Shibuya Crossing, Tokyo, full-scale replica makes shooting the impossible possible for makers of movies, Netflix shows and music videos
- Ashikaga Scramble City Studio, a full-scale replica of Tokyo’s Shibuya crossing, allows productions to shoot scenes that would be impossible at the actual site
- With subway entrances and traffic lights, the set has already been used in Netflix’s Alice in Borderland and The Naked Director, as well as in various movies

Those wondering how the Netflix sci-fi thriller Alice in Borderland was able to completely empty of life one of the world’s busiest pedestrian crossings will find their answer around 90km (60 miles) from the real thing, in a quiet suburb of a town in Japan’s Tochigi Prefecture.
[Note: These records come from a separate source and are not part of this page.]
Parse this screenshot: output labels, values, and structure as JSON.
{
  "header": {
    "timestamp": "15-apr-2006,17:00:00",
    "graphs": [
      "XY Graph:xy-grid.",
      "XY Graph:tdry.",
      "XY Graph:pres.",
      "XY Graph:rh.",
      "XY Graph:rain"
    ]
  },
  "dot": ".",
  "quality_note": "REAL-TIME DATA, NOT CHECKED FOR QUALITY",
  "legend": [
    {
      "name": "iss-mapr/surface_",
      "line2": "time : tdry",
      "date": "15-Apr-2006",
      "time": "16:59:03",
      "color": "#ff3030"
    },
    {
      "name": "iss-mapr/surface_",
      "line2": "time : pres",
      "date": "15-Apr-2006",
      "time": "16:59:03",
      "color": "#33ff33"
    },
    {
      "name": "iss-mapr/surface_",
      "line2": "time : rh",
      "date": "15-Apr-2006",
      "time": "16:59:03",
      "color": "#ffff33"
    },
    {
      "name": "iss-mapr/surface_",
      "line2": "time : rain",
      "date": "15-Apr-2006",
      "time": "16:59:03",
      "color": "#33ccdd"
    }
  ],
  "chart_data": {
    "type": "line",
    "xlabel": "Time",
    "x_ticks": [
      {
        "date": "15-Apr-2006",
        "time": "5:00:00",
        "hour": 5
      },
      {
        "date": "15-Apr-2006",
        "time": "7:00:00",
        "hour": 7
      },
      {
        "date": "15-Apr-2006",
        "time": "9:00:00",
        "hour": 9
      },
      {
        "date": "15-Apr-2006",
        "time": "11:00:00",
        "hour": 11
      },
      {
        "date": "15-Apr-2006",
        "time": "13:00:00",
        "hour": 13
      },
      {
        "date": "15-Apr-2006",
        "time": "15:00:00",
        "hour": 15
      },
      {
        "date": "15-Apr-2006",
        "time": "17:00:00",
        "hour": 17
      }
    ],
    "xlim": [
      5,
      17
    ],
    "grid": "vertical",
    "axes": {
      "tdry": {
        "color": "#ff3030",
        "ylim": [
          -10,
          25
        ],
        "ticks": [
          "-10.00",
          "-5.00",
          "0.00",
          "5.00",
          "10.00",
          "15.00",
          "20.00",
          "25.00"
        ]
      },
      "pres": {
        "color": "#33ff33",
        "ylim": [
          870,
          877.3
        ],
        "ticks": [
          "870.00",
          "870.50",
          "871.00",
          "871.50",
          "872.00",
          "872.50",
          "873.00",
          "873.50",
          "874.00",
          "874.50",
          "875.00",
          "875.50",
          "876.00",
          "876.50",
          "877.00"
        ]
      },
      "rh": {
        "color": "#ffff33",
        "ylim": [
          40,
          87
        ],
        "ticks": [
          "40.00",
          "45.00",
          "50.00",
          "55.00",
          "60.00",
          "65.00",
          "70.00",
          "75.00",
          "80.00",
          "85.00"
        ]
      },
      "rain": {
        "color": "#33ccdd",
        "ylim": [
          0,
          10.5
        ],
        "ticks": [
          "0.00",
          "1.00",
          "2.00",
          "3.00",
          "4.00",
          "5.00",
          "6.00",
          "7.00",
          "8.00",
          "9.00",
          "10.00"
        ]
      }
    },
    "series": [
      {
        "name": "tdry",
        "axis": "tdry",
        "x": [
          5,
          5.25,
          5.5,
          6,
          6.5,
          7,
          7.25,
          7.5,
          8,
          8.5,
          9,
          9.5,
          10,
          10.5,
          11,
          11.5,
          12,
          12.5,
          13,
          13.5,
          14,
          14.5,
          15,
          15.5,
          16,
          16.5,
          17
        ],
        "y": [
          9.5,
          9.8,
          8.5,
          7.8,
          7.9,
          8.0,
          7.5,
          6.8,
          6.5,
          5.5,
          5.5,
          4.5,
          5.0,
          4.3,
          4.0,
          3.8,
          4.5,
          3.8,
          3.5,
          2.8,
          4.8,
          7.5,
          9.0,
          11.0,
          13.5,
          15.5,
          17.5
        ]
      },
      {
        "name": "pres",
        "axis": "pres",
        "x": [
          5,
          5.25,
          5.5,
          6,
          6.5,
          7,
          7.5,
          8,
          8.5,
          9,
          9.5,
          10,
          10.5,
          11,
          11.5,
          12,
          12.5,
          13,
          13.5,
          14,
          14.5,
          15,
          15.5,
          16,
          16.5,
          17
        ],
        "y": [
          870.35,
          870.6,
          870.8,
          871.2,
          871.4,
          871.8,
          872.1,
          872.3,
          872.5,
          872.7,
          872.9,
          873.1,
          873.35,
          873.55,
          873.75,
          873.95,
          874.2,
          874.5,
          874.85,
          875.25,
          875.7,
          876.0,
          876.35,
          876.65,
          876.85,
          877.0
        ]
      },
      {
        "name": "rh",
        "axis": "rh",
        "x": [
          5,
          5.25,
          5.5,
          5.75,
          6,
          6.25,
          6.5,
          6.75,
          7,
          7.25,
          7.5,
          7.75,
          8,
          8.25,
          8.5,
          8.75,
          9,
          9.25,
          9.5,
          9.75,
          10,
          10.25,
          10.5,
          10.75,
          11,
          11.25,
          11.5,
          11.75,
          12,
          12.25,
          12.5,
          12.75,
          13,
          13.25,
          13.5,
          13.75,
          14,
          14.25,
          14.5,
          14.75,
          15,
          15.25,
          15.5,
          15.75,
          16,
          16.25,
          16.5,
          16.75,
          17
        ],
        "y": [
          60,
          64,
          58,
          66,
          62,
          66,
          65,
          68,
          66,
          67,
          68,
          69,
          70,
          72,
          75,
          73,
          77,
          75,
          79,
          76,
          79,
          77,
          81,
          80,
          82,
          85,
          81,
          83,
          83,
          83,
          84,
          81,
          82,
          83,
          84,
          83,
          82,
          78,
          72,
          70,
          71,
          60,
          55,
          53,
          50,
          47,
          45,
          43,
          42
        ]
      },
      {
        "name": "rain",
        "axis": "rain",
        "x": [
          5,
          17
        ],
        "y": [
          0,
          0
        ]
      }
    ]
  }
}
Ashikaga Scramble City Studio, built in 2019 by Tokyo-based visual arts company Nouvelle Vague, is a roughly 6,600-square-metre (71,000 sq ft) open set that replicates the famous Shibuya intersection in the Japanese capital in true-to-life size.
In addition to recreating its five converging pedestrian crossings, the set also has replicas of some of the ground-level structures of the real Shibuya, including entrances to the subway network, working traffic lights, and even a set of public toilets inside the gates of one of the station’s entrances.
“Because the set includes a complete replica of Shibuya Station, even productions without a large budget for special effects can shoot scenes that are impossible at the real station, bar some limitations on the lens used,” Akira Morii and Tomoki Takase, the producer and line producer for Alice in Borderland, said in an interview.

In the series, the main character, Arisu, and his friends suddenly find themselves in an emptied-out version of Tokyo after re-emerging from a public restroom in major Tokyo transit hub Shibuya Station, setting the stage for a string of dangerous games they must play in order to survive.